TATA Steel, the world’s seventh-largest steelmaker, said on Friday (May 18) its quarterly net profit plunged 90 per cent from a year earlier, hit by high input costs and falling demand in its key European market.
Tata Steel reported consolidated net profit slid to `4.33bn ($80m/£50.58m) for the three months to March from `41.76bn ($800m/£500.59m) in the same period a year earlier.
“Steel demand in emerging markets increased but it dropped in Europe towards the end of the quarter on the back of the eurozone crisis,” Tata Steel’s chief financial officer Koushik Chatterjee told reporters in Mumbai.
High costs of important raw materials such as iron ore and coal also hurt operations, Chatterjee added.
Steelmakers around the world have been suffering from a slowdown in demand as industrial growth loses pace in emerging economies such as India and China and growth remains sluggish in advanced economies.

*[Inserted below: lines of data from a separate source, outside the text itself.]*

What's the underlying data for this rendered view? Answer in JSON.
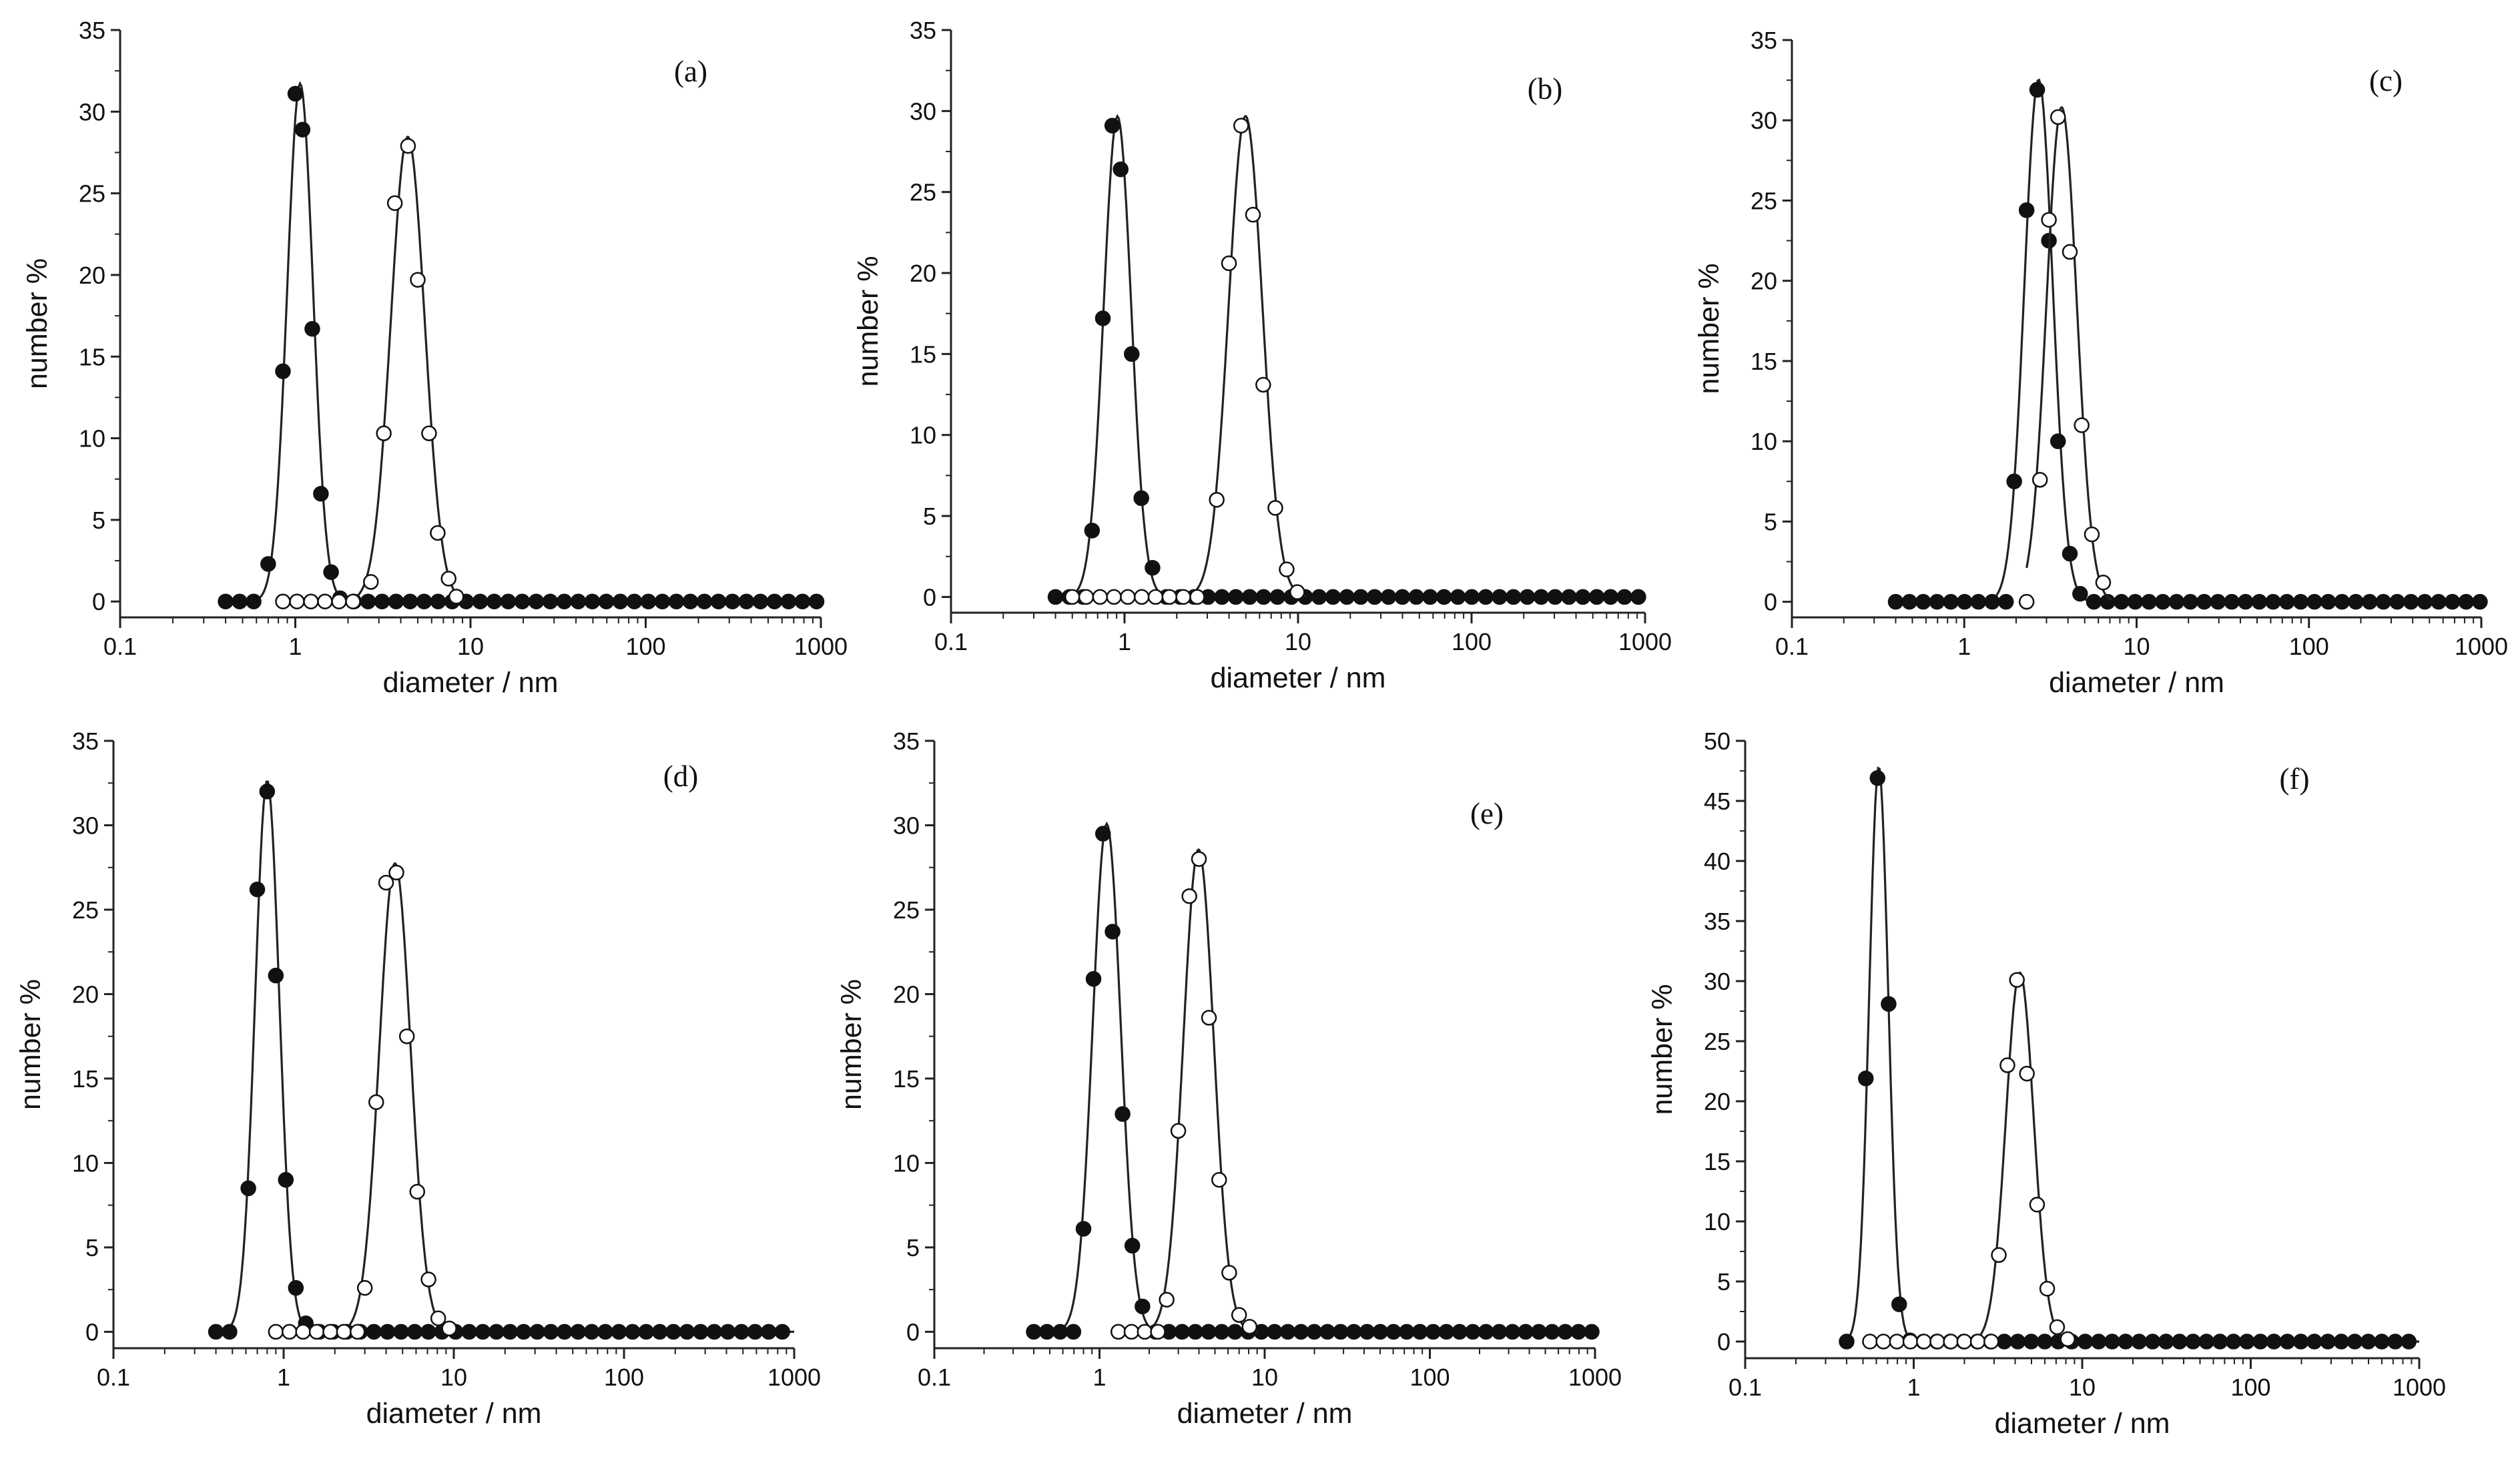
{
  "figure": {
    "caption": ""
  },
  "chart_data": [
    {
      "type": "scatter",
      "label": "(a)",
      "xlabel": "diameter / nm",
      "ylabel": "number %",
      "xscale": "log",
      "xlim": [
        0.1,
        1000
      ],
      "ylim": [
        0,
        35
      ],
      "xticks": [
        "0.1",
        "1",
        "10",
        "100",
        "1000"
      ],
      "yticks": [
        "0",
        "5",
        "10",
        "15",
        "20",
        "25",
        "30",
        "35"
      ],
      "series": [
        {
          "name": "filled",
          "marker": "filled-circle",
          "x": [
            0.4,
            0.7,
            0.85,
            1.0,
            1.1,
            1.25,
            1.4,
            1.6,
            1.8
          ],
          "y": [
            0,
            2.3,
            14.1,
            31.1,
            28.9,
            16.7,
            6.6,
            1.8,
            0.2
          ]
        },
        {
          "name": "open",
          "marker": "open-circle",
          "x": [
            0.85,
            2.7,
            3.2,
            3.7,
            4.4,
            5.0,
            5.8,
            6.5,
            7.5,
            8.3
          ],
          "y": [
            0,
            1.2,
            10.3,
            24.4,
            27.9,
            19.7,
            10.3,
            4.2,
            1.4,
            0.3
          ]
        }
      ]
    },
    {
      "type": "scatter",
      "label": "(b)",
      "xlabel": "diameter / nm",
      "ylabel": "number %",
      "xscale": "log",
      "xlim": [
        0.1,
        1000
      ],
      "ylim": [
        0,
        35
      ],
      "xticks": [
        "0.1",
        "1",
        "10",
        "100",
        "1000"
      ],
      "yticks": [
        "0",
        "5",
        "10",
        "15",
        "20",
        "25",
        "30",
        "35"
      ],
      "series": [
        {
          "name": "filled",
          "marker": "filled-circle",
          "x": [
            0.4,
            0.65,
            0.75,
            0.85,
            0.95,
            1.1,
            1.25,
            1.45
          ],
          "y": [
            0,
            4.1,
            17.2,
            29.1,
            26.4,
            15.0,
            6.1,
            1.8
          ]
        },
        {
          "name": "open",
          "marker": "open-circle",
          "x": [
            0.5,
            3.4,
            4.0,
            4.7,
            5.5,
            6.3,
            7.4,
            8.6,
            9.9
          ],
          "y": [
            0,
            6.0,
            20.6,
            29.1,
            23.6,
            13.1,
            5.5,
            1.7,
            0.3
          ]
        }
      ]
    },
    {
      "type": "scatter",
      "label": "(c)",
      "xlabel": "diameter / nm",
      "ylabel": "number %",
      "xscale": "log",
      "xlim": [
        0.1,
        1000
      ],
      "ylim": [
        0,
        35
      ],
      "xticks": [
        "0.1",
        "1",
        "10",
        "100",
        "1000"
      ],
      "yticks": [
        "0",
        "5",
        "10",
        "15",
        "20",
        "25",
        "30",
        "35"
      ],
      "series": [
        {
          "name": "filled",
          "marker": "filled-circle",
          "x": [
            0.4,
            1.95,
            2.3,
            2.65,
            3.1,
            3.5,
            4.1,
            4.7
          ],
          "y": [
            0,
            7.5,
            24.4,
            31.9,
            22.5,
            10.0,
            3.0,
            0.5
          ]
        },
        {
          "name": "open",
          "marker": "open-circle",
          "x": [
            2.3,
            2.75,
            3.1,
            3.5,
            4.1,
            4.8,
            5.5,
            6.4
          ],
          "y": [
            0,
            7.6,
            23.8,
            30.2,
            21.8,
            11.0,
            4.2,
            1.2
          ]
        }
      ]
    },
    {
      "type": "scatter",
      "label": "(d)",
      "xlabel": "diameter / nm",
      "ylabel": "number %",
      "xscale": "log",
      "xlim": [
        0.1,
        1000
      ],
      "ylim": [
        0,
        35
      ],
      "xticks": [
        "0.1",
        "1",
        "10",
        "100",
        "1000"
      ],
      "yticks": [
        "0",
        "5",
        "10",
        "15",
        "20",
        "25",
        "30",
        "35"
      ],
      "series": [
        {
          "name": "filled",
          "marker": "filled-circle",
          "x": [
            0.4,
            0.62,
            0.7,
            0.8,
            0.9,
            1.03,
            1.18,
            1.35
          ],
          "y": [
            0,
            8.5,
            26.2,
            32.0,
            21.1,
            9.0,
            2.6,
            0.5
          ]
        },
        {
          "name": "open",
          "marker": "open-circle",
          "x": [
            0.9,
            3.0,
            3.5,
            4.0,
            4.6,
            5.3,
            6.1,
            7.1,
            8.1,
            9.4
          ],
          "y": [
            0,
            2.6,
            13.6,
            26.6,
            27.2,
            17.5,
            8.3,
            3.1,
            0.8,
            0.2
          ]
        }
      ]
    },
    {
      "type": "scatter",
      "label": "(e)",
      "xlabel": "diameter / nm",
      "ylabel": "number %",
      "xscale": "log",
      "xlim": [
        0.1,
        1000
      ],
      "ylim": [
        0,
        35
      ],
      "xticks": [
        "0.1",
        "1",
        "10",
        "100",
        "1000"
      ],
      "yticks": [
        "0",
        "5",
        "10",
        "15",
        "20",
        "25",
        "30",
        "35"
      ],
      "series": [
        {
          "name": "filled",
          "marker": "filled-circle",
          "x": [
            0.4,
            0.8,
            0.92,
            1.05,
            1.2,
            1.38,
            1.58,
            1.82
          ],
          "y": [
            0,
            6.1,
            20.9,
            29.5,
            23.7,
            12.9,
            5.1,
            1.5
          ]
        },
        {
          "name": "open",
          "marker": "open-circle",
          "x": [
            1.3,
            2.55,
            3.0,
            3.5,
            4.0,
            4.6,
            5.3,
            6.1,
            7.0,
            8.1
          ],
          "y": [
            0,
            1.9,
            11.9,
            25.8,
            28.0,
            18.6,
            9.0,
            3.5,
            1.0,
            0.3
          ]
        }
      ]
    },
    {
      "type": "scatter",
      "label": "(f)",
      "xlabel": "diameter / nm",
      "ylabel": "number %",
      "xscale": "log",
      "xlim": [
        0.1,
        1000
      ],
      "ylim": [
        0,
        50
      ],
      "xticks": [
        "0.1",
        "1",
        "10",
        "100",
        "1000"
      ],
      "yticks": [
        "0",
        "5",
        "10",
        "15",
        "20",
        "25",
        "30",
        "35",
        "40",
        "45",
        "50"
      ],
      "series": [
        {
          "name": "filled",
          "marker": "filled-circle",
          "x": [
            0.4,
            0.52,
            0.61,
            0.71,
            0.82,
            0.95
          ],
          "y": [
            0,
            21.9,
            46.9,
            28.1,
            3.1,
            0.1
          ]
        },
        {
          "name": "open",
          "marker": "open-circle",
          "x": [
            0.55,
            3.2,
            3.6,
            4.1,
            4.7,
            5.4,
            6.2,
            7.1,
            8.2
          ],
          "y": [
            0,
            7.2,
            23.0,
            30.1,
            22.3,
            11.4,
            4.4,
            1.2,
            0.2
          ]
        }
      ]
    }
  ]
}
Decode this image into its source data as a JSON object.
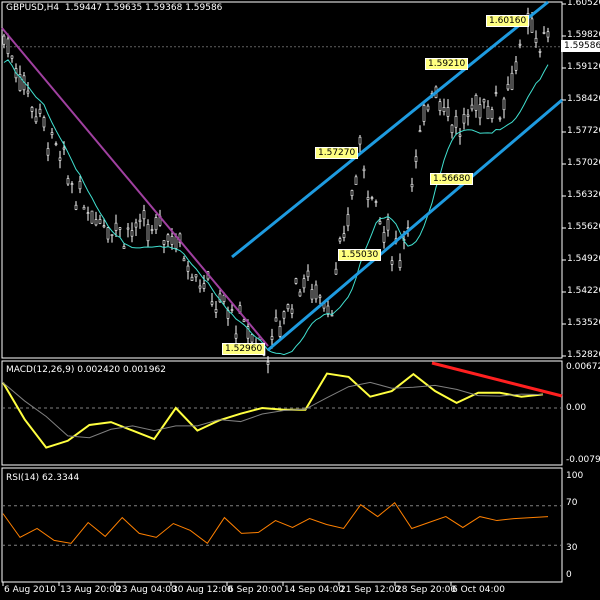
{
  "header": {
    "symbol": "GBPUSD,H4",
    "open": "1.59447",
    "high": "1.59635",
    "low": "1.59368",
    "close": "1.59586"
  },
  "price_axis": {
    "ticks": [
      "1.60520",
      "1.59820",
      "1.59120",
      "1.58420",
      "1.57720",
      "1.57020",
      "1.56320",
      "1.55620",
      "1.54920",
      "1.54220",
      "1.53520",
      "1.52820"
    ],
    "current": "1.59586"
  },
  "price_labels": [
    "1.52960",
    "1.55030",
    "1.57270",
    "1.56680",
    "1.59210",
    "1.60160"
  ],
  "macd": {
    "title": "MACD(12,26,9) 0.002420 0.001962",
    "ticks": [
      "0.006726",
      "0.00",
      "-0.00795"
    ]
  },
  "rsi": {
    "title": "RSI(14) 62.3344",
    "ticks": [
      "100",
      "70",
      "30",
      "0"
    ]
  },
  "time_axis": [
    "6 Aug 2010",
    "13 Aug 20:00",
    "23 Aug 04:00",
    "30 Aug 12:00",
    "6 Sep 20:00",
    "14 Sep 04:00",
    "21 Sep 12:00",
    "28 Sep 20:00",
    "6 Oct 04:00"
  ],
  "colors": {
    "candle": "#ffffff",
    "ma": "#40e0d0",
    "channel": "#1e9be0",
    "downtrend": "#a040a0",
    "macd": "#ffff40",
    "signal": "#808080",
    "divergence": "#ff2020",
    "rsi": "#ff8000"
  },
  "chart_data": {
    "type": "line",
    "price_path": [
      [
        0,
        1.598
      ],
      [
        9,
        1.58
      ],
      [
        19,
        1.562
      ],
      [
        29,
        1.556
      ],
      [
        42,
        1.555
      ],
      [
        53,
        1.54
      ],
      [
        66,
        1.5296
      ],
      [
        74,
        1.545
      ],
      [
        82,
        1.54
      ],
      [
        89,
        1.5727
      ],
      [
        95,
        1.555
      ],
      [
        99,
        1.5503
      ],
      [
        107,
        1.589
      ],
      [
        114,
        1.5768
      ],
      [
        119,
        1.584
      ],
      [
        124,
        1.583
      ],
      [
        131,
        1.6
      ],
      [
        136,
        1.5958
      ]
    ],
    "macd_values": [
      0.0045,
      -0.002,
      -0.007,
      -0.0058,
      -0.003,
      -0.0025,
      -0.004,
      -0.0055,
      0.0,
      -0.004,
      -0.0022,
      -0.001,
      0.0,
      -0.0003,
      -0.0003,
      0.0061,
      0.0055,
      0.002,
      0.003,
      0.006,
      0.003,
      0.0009,
      0.0027,
      0.0027,
      0.002,
      0.0024
    ],
    "rsi_values": [
      65,
      35,
      50,
      32,
      35,
      50,
      42,
      55,
      45,
      35,
      55,
      42,
      35,
      55,
      45,
      40,
      58,
      45,
      60,
      48,
      50,
      68,
      62,
      70,
      50,
      50,
      62,
      45,
      62,
      52,
      60,
      55,
      62
    ],
    "ylim_price": [
      1.5282,
      1.6052
    ],
    "ylim_macd": [
      -0.00795,
      0.006726
    ],
    "ylim_rsi": [
      0,
      100
    ]
  }
}
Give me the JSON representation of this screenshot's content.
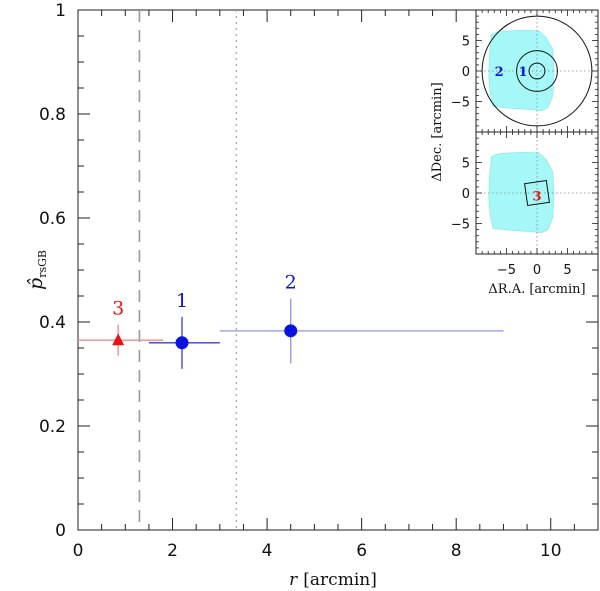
{
  "chart_data": {
    "type": "scatter",
    "xlabel_var": "r",
    "xlabel_unit": "[arcmin]",
    "ylabel_main": "p̂",
    "ylabel_sub": "rsGB",
    "xlim": [
      0,
      11
    ],
    "ylim": [
      0,
      1
    ],
    "x_ticks": [
      "0",
      "2",
      "4",
      "6",
      "8",
      "10"
    ],
    "y_ticks": [
      "0",
      "0.2",
      "0.4",
      "0.6",
      "0.8",
      "1"
    ],
    "vlines": [
      {
        "x": 1.3,
        "style": "dashed"
      },
      {
        "x": 3.35,
        "style": "dotted"
      }
    ],
    "points": [
      {
        "label": "3",
        "marker": "triangle",
        "color": "#ee1111",
        "bar_color": "#f08a8a",
        "x": 0.85,
        "x_lo": 0.0,
        "x_hi": 1.8,
        "y": 0.365,
        "y_lo": 0.335,
        "y_hi": 0.395
      },
      {
        "label": "1",
        "marker": "circle",
        "color": "#0a12e0",
        "bar_color": "#3a3ae0",
        "x": 2.2,
        "x_lo": 1.5,
        "x_hi": 3.0,
        "y": 0.36,
        "y_lo": 0.31,
        "y_hi": 0.41
      },
      {
        "label": "2",
        "marker": "circle",
        "color": "#0a12e0",
        "bar_color": "#8f93ec",
        "x": 4.5,
        "x_lo": 3.0,
        "x_hi": 9.0,
        "y": 0.383,
        "y_lo": 0.32,
        "y_hi": 0.445
      }
    ],
    "insets": {
      "xlabel": "ΔR.A. [arcmin]",
      "ylabel": "ΔDec. [arcmin]",
      "lim": [
        -10,
        10
      ],
      "x_ticks": [
        "−5",
        "0",
        "5"
      ],
      "y_ticks": [
        "5",
        "0",
        "−5"
      ],
      "field_color": "#a6f7f7",
      "top": {
        "circle_radii": [
          1.3,
          3.35,
          9.0
        ],
        "labels": [
          {
            "text": "2",
            "color": "#0a12e0",
            "x": -6.2,
            "y": 0.0
          },
          {
            "text": "1",
            "color": "#0a12e0",
            "x": -2.3,
            "y": 0.0
          }
        ]
      },
      "bottom": {
        "square_half_size": 1.8,
        "labels": [
          {
            "text": "3",
            "color": "#ee1111",
            "x": 0.0,
            "y": -0.4
          }
        ]
      }
    }
  }
}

Europe accounts for around two-thirds of sales and production for the steelmaker which has an annual capacity of some 28 million tonnes.
Chatterjee forecast that global steel demand would improve in the current fiscal year with raw material prices stabilising.
Profit in the fourth quarter a year earlier was boosted by a one-time gain from the sale of a plant in Britain. Stripping out the gain, the drop in quarterly net profit would have been 77 per cent, the company said.
The company, part of the sprawling Tata Group conglomerate, became one of the world’s biggest steelmakers after purchasing Anglo-Dutch company Corus for $13.7bn (£8.66bn) in 2007.
Europe-based Corus was rebranded as Tata Steel in September 2010.